Siang itu, angin berhembus dengan sejuk. Aku memutuskan untuk duduk di salah satu pohon yang ada di belakang sekolah. Aku mendengarnya. Suara itu ... orang menangis. Aku menengok. Menemukan Hinata menangis. Di depannya berdiri Naruto. Aku tidak tahu apa yang mereka bicarakan, tapi tak berapa lama kemudian pemuda pirang itu pergi. Meninggalkan gadis yang aku sukai menangis. Aku marah. Tentu saja! Bagaimana mungkin ada orang yang tega menyakiti Hinata? Gadis lemah lembut itu?
"Kenapa kau menangis?"
Dia tak menjawabnya. Suara tangisannya malah semakin kencang.
"Na-naaruto-kun ... di-dia ... dia memutuskanku. Hiks ... hiks...,"
Jadi bocah sialan itu memutuskannya?
"Hinata, tatap aku!" aku berkata sedikit keras padanya. Namun ia enggan menatapku. Ia masih terus saja menangis.
"Tatap aku, Hinata!" aku berkata lirih sambil menggoyangkan bahunya. Memaksanya untuk menatapku. Entah mengapa aku bersikap seperti ini.
"Lupakan Naruto dan jadilah kekasihku!" kata-kata itu meluncur begitu saja dari mulutku.
###
Hinata menjauhi. Dan aku bukan orang bodoh yang tidak menyadari itu. Sejak hari itu—di mana aku mengungkapkan perasaanku dan berakhir ditolaknya—ia berubah. Ia selalu menghindariku. Tiap kali aku bertemu dengannya ia pura-pura tidak melihatku dan terus bergerak menjauh. Tak pernah memberikan senyum manisnya lagi. Rasa bersalah dan penyesalan menggelitik hatiku. Harusnya aku tidak berbicara macam-macam padanya waktu itu. Andai aku bisa mengontrol hatiku saat itu. Andai, ya, andai. Tapi semua ini telah terjadi, Hinata terlanjur membenciku. Dan aku tak bisa melakukan apa pun untuk membuatnya memaafkanku. Aku hanya bisa memandanginya dari kejauhan. Memastikan jika ia baik-baik saja.
Hari-hari berlanjut dengan tenang. Tapi aku merasa kosong. Aku tak pernah bertemu dengan Hinata lagi. Ia seolah-olah tenggelam. Aku masih bertemu dengan Sakura, namun enggan bertanya padanya kemana menghilangnya sahabatnya. Ia masih bersikap biasa terhadapku. Aku jadi berpikir kalau ia tak tahu permasalahan yang aku dan Hinata alami. Dan seperti biasa, aku membalas sapaan gadis pink itu dengan sebuah anggukan.
###
"Hei, Itachi! Ada yang mencarimu!" teriak salah satu teman sekelasku.
"Siapa?" tanyaku malas. Kalau bukan orang penting aku malas bertemu. Aku sedang tidak dalam mood baik untuk berbicara. Jadi aku masih menyibukkan diriku dengan buku yang ada di tanganku.
"Hyuuga. Apa dia pacarmu?"
Hyuuga? Hinata? Apa aku sedang bermimpi?
Tanpa berpikir panjang lagi aku meletakkan bukuku dan segera menemui Hyuuga yang mencariku. Dan benar, itu adalah Hinata ketika aku melihatnya berdiri di samping pintu kelasku.

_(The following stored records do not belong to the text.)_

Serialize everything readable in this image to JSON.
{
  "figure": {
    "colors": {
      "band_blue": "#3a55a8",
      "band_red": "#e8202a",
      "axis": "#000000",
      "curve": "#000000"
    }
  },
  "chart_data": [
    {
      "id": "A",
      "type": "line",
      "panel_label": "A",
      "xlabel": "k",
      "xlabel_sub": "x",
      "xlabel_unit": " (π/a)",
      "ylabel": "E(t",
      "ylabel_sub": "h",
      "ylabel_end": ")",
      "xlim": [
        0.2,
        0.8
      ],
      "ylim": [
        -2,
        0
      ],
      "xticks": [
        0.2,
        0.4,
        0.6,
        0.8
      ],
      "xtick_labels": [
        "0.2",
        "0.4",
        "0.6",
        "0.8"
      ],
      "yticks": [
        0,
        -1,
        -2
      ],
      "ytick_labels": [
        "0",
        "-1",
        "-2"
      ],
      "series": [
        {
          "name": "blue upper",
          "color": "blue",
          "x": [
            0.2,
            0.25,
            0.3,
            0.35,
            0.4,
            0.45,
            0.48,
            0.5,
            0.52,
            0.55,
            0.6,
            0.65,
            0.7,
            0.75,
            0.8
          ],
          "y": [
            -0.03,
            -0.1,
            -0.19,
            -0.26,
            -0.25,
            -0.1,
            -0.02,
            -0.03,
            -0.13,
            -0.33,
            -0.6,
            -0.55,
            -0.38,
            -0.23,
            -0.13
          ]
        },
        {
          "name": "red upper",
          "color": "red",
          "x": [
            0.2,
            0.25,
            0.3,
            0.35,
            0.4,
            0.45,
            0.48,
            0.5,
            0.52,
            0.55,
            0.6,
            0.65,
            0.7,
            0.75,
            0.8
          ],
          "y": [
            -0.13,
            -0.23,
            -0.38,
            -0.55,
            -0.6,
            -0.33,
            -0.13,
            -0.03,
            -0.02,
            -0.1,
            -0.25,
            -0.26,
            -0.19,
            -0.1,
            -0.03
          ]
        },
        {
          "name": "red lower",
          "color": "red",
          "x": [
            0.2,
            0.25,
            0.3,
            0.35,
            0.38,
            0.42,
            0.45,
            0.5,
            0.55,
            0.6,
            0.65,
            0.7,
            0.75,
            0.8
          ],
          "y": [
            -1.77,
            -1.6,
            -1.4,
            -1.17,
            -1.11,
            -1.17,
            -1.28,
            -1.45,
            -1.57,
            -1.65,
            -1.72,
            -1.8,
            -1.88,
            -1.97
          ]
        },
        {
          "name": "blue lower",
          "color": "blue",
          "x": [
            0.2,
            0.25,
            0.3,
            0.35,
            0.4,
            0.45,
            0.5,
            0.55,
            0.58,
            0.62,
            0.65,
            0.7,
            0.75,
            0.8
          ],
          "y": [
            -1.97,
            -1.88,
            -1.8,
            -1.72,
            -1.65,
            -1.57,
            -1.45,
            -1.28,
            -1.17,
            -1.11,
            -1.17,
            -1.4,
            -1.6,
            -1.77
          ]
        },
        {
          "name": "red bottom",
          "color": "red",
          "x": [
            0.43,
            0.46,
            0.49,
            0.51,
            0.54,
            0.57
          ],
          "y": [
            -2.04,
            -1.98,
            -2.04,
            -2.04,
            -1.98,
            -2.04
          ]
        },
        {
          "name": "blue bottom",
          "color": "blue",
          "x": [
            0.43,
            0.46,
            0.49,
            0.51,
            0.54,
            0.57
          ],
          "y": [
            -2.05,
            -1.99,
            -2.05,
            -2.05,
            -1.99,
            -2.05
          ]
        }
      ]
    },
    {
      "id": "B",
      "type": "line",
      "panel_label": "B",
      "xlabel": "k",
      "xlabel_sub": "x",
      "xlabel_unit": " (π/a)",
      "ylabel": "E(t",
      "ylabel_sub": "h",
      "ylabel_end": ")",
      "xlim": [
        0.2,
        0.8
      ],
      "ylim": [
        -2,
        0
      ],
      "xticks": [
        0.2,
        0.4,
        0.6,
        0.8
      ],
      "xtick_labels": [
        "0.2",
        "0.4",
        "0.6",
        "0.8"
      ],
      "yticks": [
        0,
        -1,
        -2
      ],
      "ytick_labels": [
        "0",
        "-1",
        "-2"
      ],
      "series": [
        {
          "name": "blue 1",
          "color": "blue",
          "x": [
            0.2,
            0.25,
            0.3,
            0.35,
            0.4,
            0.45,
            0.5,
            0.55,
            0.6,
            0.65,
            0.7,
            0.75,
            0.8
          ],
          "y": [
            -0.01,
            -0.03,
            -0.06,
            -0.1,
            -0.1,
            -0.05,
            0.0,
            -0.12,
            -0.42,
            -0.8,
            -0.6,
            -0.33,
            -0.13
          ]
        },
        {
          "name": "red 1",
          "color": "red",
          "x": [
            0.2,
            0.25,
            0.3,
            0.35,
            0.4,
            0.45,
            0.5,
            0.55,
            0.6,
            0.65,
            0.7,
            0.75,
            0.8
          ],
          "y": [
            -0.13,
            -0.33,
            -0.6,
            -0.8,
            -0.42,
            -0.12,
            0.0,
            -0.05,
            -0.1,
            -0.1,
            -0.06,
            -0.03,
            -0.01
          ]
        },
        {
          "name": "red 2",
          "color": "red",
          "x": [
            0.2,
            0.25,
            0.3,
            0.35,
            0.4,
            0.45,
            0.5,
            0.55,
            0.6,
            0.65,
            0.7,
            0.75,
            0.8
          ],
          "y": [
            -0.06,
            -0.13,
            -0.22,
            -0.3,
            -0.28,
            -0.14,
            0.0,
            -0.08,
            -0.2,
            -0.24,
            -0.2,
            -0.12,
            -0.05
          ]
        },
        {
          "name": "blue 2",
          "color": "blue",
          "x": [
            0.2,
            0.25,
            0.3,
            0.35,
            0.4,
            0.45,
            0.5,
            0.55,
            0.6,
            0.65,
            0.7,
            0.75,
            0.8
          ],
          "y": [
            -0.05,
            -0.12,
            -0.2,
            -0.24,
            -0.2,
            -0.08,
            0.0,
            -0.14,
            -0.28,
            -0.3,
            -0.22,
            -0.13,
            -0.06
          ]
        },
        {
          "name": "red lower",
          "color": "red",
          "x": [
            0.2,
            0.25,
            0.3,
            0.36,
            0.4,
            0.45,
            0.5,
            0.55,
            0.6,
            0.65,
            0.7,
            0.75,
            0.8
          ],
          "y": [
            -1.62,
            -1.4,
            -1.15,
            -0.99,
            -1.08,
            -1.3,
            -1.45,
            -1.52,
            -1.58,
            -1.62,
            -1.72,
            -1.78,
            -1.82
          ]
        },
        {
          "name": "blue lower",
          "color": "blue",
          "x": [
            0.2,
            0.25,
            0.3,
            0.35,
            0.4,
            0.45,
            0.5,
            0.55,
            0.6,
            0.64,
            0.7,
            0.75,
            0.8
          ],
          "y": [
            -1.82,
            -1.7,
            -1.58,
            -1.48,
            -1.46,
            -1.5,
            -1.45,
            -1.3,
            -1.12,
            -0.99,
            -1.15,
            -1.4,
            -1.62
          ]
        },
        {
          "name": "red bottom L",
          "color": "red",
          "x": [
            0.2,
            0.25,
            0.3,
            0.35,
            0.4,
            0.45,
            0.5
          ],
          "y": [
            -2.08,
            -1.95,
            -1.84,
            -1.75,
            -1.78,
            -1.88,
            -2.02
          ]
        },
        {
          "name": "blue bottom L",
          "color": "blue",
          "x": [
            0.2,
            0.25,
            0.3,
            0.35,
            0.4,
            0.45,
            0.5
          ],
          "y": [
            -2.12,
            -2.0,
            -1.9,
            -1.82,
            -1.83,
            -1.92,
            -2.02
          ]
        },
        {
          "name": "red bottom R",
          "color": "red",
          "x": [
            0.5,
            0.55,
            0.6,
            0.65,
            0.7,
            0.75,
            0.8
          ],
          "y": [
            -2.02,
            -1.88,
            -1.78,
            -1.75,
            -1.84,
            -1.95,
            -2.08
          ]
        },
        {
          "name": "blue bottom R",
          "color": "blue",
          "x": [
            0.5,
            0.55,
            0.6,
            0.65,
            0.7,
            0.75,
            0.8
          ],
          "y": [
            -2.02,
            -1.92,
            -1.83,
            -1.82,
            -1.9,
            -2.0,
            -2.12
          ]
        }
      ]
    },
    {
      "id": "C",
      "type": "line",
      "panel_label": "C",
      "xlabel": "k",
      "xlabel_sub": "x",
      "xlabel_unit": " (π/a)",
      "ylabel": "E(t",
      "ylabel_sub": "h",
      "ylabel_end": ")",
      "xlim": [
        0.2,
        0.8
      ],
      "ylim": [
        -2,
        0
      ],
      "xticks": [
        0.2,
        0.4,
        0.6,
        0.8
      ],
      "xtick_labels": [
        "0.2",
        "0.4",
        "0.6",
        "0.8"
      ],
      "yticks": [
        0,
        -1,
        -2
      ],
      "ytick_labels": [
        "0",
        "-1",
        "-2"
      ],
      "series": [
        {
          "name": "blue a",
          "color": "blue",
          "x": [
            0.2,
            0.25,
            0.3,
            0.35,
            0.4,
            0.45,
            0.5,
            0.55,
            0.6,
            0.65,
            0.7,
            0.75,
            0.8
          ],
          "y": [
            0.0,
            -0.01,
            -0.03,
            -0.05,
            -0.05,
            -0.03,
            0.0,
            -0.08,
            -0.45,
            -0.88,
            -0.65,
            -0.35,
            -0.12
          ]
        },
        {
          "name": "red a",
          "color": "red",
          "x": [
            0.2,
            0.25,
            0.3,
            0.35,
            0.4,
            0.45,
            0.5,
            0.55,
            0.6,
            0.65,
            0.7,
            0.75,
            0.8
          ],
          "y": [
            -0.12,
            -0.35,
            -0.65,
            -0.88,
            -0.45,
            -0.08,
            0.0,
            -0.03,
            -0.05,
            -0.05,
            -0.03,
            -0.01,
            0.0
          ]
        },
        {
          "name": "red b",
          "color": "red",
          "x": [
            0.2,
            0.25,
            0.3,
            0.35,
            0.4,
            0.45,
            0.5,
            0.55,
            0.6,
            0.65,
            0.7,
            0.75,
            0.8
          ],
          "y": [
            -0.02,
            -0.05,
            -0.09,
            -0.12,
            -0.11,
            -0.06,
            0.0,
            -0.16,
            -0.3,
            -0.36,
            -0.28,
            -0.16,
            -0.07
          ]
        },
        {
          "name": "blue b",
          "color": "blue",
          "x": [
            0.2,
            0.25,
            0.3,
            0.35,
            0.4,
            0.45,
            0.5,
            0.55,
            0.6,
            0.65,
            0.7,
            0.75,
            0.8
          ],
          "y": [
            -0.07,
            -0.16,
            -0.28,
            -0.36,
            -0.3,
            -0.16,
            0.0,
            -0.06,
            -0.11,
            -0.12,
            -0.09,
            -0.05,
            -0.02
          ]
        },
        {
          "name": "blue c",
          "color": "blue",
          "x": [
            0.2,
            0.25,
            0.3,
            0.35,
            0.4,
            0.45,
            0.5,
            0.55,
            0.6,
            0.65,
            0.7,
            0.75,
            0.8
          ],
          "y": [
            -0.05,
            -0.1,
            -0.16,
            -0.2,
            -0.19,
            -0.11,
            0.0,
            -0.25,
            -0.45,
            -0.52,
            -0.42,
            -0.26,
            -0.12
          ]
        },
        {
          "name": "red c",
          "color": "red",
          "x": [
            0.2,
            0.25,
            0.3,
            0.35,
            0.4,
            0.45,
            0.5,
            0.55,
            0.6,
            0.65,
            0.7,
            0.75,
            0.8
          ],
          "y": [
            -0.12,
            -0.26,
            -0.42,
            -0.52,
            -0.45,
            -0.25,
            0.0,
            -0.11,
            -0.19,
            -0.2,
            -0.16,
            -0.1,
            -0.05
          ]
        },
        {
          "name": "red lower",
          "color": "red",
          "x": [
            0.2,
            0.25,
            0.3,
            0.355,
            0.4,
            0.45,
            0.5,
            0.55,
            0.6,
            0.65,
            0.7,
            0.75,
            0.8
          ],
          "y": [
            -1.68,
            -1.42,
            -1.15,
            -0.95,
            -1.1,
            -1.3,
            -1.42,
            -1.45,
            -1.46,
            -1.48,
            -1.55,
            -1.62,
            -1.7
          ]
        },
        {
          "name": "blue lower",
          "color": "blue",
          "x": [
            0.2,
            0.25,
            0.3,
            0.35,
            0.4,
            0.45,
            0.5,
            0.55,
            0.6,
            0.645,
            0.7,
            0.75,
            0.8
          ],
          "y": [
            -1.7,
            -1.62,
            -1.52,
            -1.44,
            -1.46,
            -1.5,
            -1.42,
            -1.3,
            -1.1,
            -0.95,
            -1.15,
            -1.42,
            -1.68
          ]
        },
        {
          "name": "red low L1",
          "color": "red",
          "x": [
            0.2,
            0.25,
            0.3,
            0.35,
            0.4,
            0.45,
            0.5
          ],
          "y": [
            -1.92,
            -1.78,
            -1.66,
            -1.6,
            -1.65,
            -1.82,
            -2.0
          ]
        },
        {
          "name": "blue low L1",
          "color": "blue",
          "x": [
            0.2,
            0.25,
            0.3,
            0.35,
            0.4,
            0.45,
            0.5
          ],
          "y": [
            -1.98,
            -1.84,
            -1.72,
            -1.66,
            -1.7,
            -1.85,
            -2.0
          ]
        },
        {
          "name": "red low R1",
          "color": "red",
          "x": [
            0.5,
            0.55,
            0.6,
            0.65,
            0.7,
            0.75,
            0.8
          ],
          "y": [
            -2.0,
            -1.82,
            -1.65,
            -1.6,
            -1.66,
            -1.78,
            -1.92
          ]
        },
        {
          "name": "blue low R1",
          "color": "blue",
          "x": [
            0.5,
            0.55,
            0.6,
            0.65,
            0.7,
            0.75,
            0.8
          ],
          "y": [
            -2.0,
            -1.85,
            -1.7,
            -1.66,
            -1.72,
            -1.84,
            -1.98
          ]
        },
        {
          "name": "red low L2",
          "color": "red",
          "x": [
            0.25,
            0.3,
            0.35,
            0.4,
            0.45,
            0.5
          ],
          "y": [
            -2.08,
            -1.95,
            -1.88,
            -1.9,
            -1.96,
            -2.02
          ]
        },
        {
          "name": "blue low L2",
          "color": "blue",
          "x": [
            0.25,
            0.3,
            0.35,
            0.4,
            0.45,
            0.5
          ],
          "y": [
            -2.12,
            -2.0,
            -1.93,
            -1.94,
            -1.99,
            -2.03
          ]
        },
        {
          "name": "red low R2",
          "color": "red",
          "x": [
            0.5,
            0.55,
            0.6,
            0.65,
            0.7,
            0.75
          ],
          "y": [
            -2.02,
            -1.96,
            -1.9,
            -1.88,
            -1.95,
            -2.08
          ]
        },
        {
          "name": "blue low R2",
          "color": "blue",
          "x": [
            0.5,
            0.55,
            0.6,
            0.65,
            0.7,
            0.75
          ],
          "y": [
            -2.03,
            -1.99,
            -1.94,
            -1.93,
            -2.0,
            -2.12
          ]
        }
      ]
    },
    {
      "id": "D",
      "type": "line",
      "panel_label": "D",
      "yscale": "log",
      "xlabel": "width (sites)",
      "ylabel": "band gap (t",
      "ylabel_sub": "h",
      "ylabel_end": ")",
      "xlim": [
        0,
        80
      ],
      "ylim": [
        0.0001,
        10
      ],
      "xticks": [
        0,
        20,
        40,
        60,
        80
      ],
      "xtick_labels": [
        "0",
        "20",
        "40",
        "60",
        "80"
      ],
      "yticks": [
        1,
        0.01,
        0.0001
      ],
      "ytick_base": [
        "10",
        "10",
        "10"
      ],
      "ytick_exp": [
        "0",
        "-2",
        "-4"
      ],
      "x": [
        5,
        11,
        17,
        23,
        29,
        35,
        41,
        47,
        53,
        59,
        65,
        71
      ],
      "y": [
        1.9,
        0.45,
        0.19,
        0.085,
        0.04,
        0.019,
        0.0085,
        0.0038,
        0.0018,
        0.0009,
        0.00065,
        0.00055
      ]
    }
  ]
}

"Uchiha-senpai?" dia nampak kaget dengan kehadiranku. Sedetik kemudian ia bisa menguasai dirinya.
"Bisa kita bicara?"
Aku mengangguk.
###
Dua puluh menit, dan Hinata belum bicara sepatah kata pun padaku. Aku jadi kesal dengan sikapnya.
"Aku pergi," ucapku pendek. Namun ia menahanku.
"Matte kudasai!"
"Bicaralah. Aku beri kau lima menit." Dia melepaskan tangannya dari lenganku. Ia menarik napasnya dan menghembuskannya dengan pelan-pelan.
"Aku minta maaf, Senpai," katanya, "Aku tak seharusnya bersikap seperti itu. Aku minta maaf."
"Jangan meminta maaf padaku," kataku kasar. Entah mengapa aku jadi emosional begitu mendengar permintaan maaf darinya. Ada sesuatu yang memaksaku untuk marah padanya. Meluapkan emosi yang selama ini aku pendam untuk gadis cantik dihadapanku ini.
"Maafkan aku," tangisnya.
Itachi bodoh, aku merutuki diriku sendiri. Mengapa aku malah membuatnya menangis dan bersedih? Harusnya aku yang bersedih karena ditolak oleh orang yang aku sukai, bukan orang yang menolakku.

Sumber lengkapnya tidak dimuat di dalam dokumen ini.